I can see that’s my MO now. I do everything I can to avoid being a shitty partner at 6 months. It blows over quickly. There is no way for my partner to know that is my history and my story. It’s different for everyone.
We run our partners through the tests based on our old stories and our biggest fears. Unfortunately, that’s completely different for everyone you meet, and there’s no way to know what a person’s story is. So the expectation that your partner will be able to see the test and pass it successfully completely depends on their ability to guess and dodge bullets.
To be clear, there is no correlation between your partners ability to guess your trauma and their ability to love and respect you.
Testing people throws off the balance.
There is nothing more humiliating than failing a test you didn’t know you were taking. Even if a partner passes the test (thanks to sheer luck) they feel disrespected and suspect. They realize that you don’t trust them. They might start to doubt you in ways they didn’t before. It’s the start of an unhealthy cycle.

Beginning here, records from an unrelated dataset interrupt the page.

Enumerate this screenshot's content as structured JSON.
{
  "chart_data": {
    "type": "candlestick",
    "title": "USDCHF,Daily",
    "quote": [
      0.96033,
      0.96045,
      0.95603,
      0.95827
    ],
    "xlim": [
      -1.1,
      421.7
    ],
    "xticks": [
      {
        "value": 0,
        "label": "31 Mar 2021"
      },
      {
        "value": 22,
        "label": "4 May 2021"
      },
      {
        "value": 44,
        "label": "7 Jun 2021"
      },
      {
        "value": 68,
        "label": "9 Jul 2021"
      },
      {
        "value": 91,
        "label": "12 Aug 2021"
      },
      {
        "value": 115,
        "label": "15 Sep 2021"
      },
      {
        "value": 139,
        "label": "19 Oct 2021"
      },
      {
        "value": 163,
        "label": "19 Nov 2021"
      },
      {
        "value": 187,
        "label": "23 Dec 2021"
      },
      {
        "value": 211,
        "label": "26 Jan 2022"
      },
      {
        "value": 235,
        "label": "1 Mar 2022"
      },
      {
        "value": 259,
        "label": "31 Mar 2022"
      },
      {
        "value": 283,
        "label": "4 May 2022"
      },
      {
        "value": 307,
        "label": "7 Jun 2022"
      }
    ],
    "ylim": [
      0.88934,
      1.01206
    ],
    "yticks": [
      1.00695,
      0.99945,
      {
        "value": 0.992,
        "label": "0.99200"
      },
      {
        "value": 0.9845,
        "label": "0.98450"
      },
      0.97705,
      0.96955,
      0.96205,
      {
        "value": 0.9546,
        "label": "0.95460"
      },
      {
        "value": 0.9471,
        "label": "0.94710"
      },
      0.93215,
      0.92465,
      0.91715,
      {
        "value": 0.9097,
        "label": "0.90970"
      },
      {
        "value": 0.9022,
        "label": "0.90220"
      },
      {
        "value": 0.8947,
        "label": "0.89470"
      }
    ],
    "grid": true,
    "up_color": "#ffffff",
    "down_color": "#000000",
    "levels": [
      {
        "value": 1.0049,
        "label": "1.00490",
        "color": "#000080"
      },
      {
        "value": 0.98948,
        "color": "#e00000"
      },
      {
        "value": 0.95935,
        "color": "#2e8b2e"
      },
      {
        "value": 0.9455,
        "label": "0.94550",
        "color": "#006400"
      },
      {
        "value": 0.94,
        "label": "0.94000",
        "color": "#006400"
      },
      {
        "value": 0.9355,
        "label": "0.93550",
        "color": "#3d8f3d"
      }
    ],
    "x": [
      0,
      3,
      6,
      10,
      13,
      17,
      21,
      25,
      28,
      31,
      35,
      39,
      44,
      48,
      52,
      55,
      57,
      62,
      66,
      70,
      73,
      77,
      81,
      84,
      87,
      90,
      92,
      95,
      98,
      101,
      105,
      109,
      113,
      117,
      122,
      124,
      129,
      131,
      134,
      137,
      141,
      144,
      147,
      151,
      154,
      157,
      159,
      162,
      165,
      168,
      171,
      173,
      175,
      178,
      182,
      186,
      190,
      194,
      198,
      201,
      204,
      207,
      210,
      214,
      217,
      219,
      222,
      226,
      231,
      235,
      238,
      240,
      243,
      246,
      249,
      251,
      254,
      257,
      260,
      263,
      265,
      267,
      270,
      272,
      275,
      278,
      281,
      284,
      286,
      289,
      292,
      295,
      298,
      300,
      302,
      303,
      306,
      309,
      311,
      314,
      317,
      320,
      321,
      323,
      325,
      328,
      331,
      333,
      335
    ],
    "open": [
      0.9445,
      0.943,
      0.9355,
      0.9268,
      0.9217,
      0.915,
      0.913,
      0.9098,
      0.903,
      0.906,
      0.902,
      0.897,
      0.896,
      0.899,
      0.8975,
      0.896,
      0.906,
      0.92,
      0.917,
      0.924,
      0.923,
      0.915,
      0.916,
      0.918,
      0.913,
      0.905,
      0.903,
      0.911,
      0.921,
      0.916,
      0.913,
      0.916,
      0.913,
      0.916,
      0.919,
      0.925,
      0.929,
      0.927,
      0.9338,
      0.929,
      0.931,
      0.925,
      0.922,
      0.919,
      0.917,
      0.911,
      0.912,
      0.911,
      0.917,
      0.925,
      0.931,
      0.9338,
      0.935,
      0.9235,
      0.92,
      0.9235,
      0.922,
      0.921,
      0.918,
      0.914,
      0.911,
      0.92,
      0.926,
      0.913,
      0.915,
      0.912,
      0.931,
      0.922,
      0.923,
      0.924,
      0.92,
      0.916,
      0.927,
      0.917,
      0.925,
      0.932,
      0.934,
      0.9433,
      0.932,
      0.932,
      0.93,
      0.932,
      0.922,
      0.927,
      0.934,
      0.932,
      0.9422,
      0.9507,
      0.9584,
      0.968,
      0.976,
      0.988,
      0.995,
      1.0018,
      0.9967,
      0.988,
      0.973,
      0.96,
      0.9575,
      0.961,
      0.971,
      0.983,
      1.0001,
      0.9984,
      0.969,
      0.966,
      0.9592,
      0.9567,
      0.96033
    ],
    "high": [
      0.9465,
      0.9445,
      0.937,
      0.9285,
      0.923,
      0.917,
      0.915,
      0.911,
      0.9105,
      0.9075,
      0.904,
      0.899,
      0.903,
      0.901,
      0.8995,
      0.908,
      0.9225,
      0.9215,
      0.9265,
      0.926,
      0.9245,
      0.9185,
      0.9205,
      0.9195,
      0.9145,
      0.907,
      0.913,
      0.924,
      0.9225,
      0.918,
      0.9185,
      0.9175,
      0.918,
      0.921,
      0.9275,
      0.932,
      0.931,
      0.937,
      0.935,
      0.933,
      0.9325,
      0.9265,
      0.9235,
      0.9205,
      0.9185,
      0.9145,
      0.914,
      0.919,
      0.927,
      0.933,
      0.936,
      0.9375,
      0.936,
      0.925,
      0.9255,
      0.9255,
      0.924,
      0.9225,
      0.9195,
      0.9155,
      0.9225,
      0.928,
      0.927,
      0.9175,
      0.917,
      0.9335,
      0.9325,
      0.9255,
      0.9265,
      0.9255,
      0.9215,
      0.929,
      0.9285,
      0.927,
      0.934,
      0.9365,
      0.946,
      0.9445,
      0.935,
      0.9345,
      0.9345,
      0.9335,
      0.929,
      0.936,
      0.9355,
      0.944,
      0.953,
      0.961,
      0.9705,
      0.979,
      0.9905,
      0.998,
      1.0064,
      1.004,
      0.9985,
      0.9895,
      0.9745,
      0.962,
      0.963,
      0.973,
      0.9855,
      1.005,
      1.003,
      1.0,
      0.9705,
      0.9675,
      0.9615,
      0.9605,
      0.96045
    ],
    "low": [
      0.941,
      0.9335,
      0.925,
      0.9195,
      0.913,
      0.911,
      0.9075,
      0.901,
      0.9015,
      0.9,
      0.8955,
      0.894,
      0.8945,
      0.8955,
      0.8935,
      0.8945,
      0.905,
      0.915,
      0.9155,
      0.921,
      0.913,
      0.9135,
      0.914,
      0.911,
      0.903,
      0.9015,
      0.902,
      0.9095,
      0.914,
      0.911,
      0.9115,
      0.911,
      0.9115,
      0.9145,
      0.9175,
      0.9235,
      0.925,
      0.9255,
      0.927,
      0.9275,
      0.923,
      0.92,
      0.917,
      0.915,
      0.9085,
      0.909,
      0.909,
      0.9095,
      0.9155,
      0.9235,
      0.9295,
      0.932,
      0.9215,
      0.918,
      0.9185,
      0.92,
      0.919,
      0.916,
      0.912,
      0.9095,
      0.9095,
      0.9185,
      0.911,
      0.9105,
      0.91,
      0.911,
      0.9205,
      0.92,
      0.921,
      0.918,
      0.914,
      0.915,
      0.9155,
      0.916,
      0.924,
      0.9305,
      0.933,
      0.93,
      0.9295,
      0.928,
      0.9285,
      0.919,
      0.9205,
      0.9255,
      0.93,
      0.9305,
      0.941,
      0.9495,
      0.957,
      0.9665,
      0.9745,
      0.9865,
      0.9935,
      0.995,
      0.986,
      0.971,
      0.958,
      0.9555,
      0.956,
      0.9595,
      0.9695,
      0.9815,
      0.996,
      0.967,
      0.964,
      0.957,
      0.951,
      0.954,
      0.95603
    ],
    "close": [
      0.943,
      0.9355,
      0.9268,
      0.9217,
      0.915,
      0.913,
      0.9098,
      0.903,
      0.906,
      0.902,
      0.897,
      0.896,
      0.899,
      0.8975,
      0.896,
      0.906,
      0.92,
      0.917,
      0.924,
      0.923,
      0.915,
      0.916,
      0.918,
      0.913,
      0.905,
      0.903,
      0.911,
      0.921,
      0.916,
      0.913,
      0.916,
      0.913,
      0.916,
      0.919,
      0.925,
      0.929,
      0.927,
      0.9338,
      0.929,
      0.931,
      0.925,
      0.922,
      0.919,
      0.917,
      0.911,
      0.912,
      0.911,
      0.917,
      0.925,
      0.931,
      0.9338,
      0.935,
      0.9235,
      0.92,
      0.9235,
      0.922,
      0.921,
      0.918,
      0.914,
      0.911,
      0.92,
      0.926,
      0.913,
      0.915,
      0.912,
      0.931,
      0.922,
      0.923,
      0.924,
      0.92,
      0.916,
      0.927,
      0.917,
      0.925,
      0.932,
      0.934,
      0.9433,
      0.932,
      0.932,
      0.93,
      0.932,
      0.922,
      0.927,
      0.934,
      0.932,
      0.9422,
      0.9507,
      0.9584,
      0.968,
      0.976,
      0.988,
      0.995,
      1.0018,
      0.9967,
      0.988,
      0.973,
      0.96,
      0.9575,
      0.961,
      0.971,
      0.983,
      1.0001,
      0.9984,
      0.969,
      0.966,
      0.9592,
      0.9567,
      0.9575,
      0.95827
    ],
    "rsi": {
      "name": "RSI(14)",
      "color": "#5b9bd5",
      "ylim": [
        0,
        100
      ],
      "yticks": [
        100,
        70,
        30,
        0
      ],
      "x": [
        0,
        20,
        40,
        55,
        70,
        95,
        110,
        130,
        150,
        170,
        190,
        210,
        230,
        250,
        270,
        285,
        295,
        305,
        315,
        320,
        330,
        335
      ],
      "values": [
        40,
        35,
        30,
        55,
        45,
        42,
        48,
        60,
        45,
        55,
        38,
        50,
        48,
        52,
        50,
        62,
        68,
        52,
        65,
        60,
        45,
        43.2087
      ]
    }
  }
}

It can cause an imbalance in the relationship when one person is constantly proving their affection. It’s easy to get used to the easy on-demand attention you get when someone is being tested. Having a man prove his love over and over must feel powerful in a way that is sure to crush a person’s soul. Not exactly the relationship that I would want for you!
Insecurity is not sexy
The simple fact is, testing your partner comes from a deeply rooted insecurity. Maybe you don’t feel like you are worthy of love from your partner (or anyone). Maybe you feel like you aren’t smart enough, or experienced enough, or gorgeous enough for a great relationship. So you need someone to show you that you are smart, you are experienced, you are gorgeous.
The problem is – no person can say or do anything to fully convince you.
You don’t need them to prove their love – you need YOU to prove your love.
Building your self-worth and trust in yourself starts with creating rules, but not for other people. You need to make rules and conditions for yourself. To make sure you are honoring yourself, your body and your emotional self.